Principal curtailment can help you save significantly on interest rates. You could build equity in the home faster, reduce total debt and give yourself additional peace of mind in owning your home sooner. Weighing the benefits of principal curtailment payments with other savings or financial goals, like maxing out a Roth individual retirement account (IRA), building your emergency fund or other retirement savings, is important. 

If you can afford an extra $50 to $100 monthly toward your mortgage payments, it would help you save significantly in the long run. You can also find 10 steps to lower your mortgage payments here

Frequently Asked Questions 

Q

Is principal curtailment the same as regular payment?

A

No, principal curtailment isn’t the same as a regular payment.
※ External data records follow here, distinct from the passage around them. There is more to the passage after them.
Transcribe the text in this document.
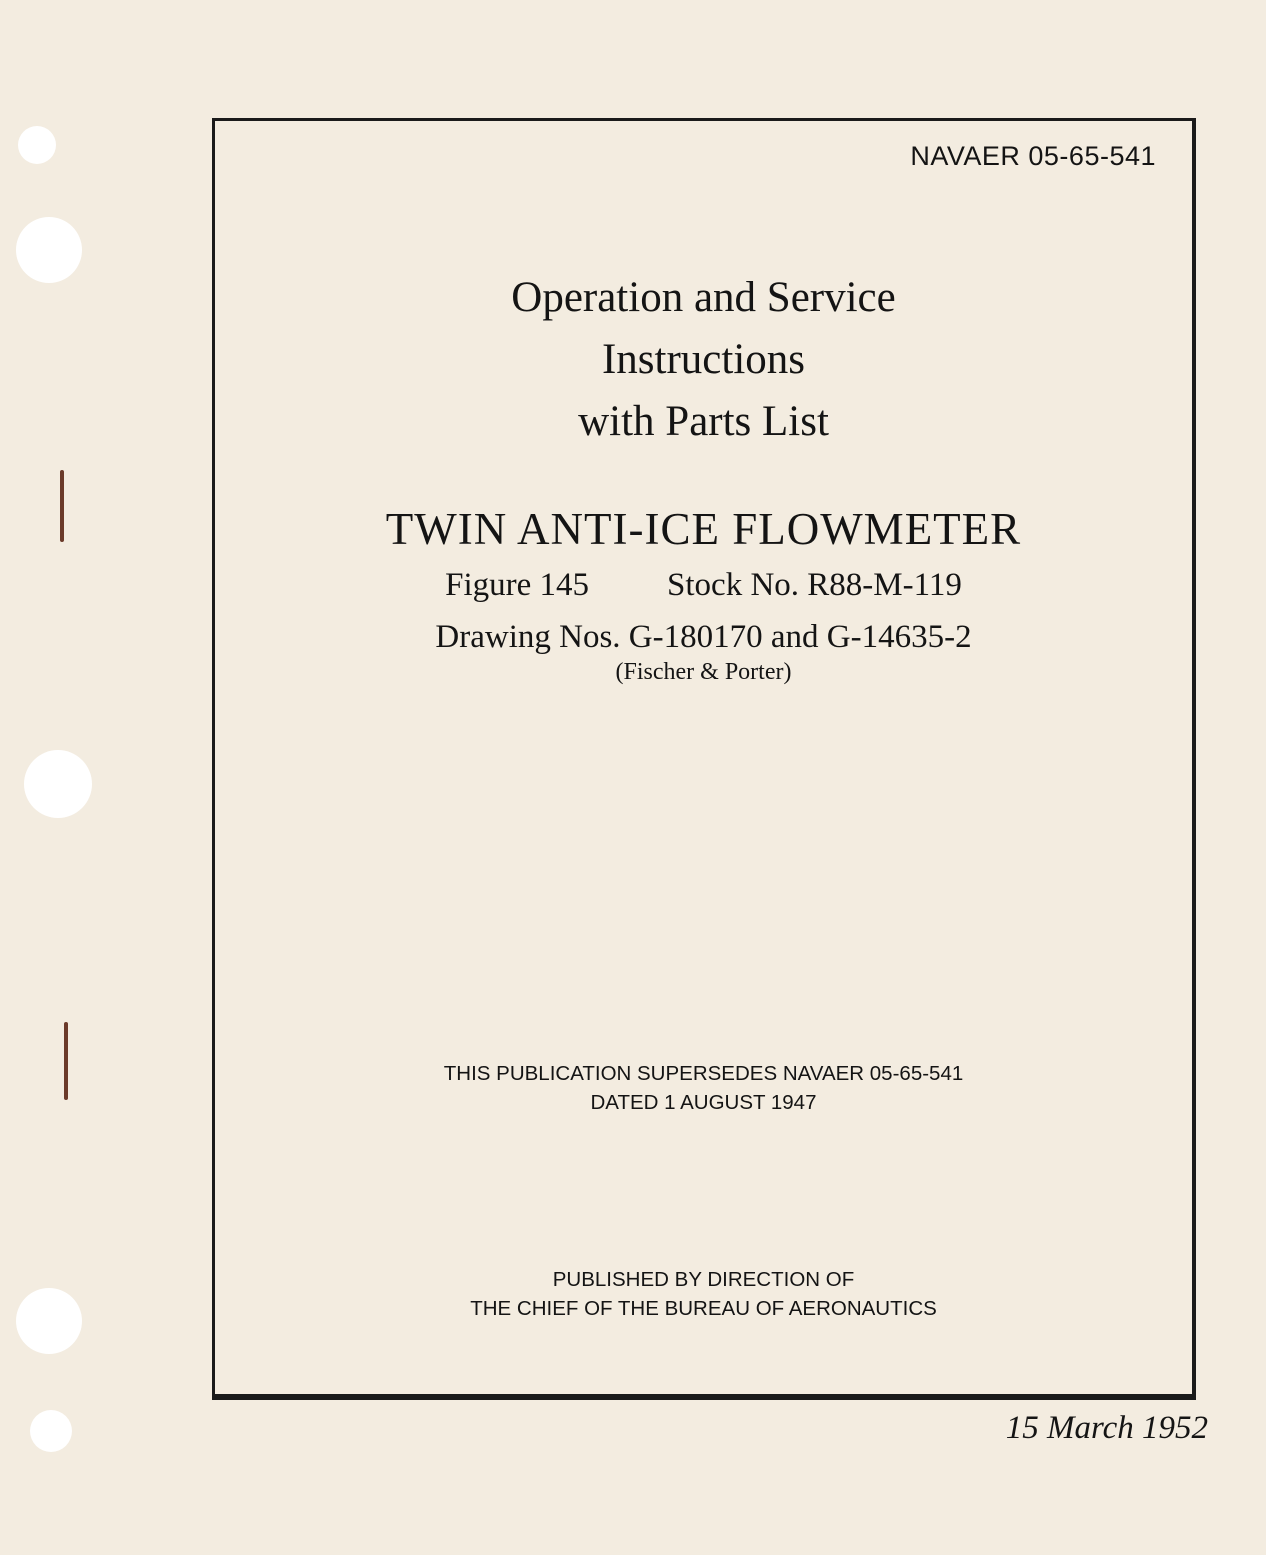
NAVAER 05-65-541
Operation and Service
Instructions
with Parts List
TWIN ANTI-ICE FLOWMETER
Figure 145 Stock No. R88-M-119
Drawing Nos. G-180170 and G-14635-2
(Fischer & Porter)
THIS PUBLICATION SUPERSEDES NAVAER 05-65-541
DATED 1 AUGUST 1947
PUBLISHED BY DIRECTION OF
THE CHIEF OF THE BUREAU OF AERONAUTICS
15 March 1952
Regular payments are made according to your standard mortgage terms; principal curtailment is an additional payment toward the mortgage principal.

Q

How do you make a mortgage payment strictly a principal curtailment?

A

To make mortgage payments a principal curtailment, you could add some money to your monthly payment or make a lump sum payment on the balance whenever you have extra cash. You can also consider biweekly mortgage payments instead of monthly payments to pay off your mortgage faster.

Q

Does a mortgage company charge a fee for curtailment?

A

Some mortgage lenders charge a prepayment penalty when you pay all or part of your loan off early. However, most mortgage companies don’t charge a fee for curtailment, but you should speak with your lender to confirm its policy.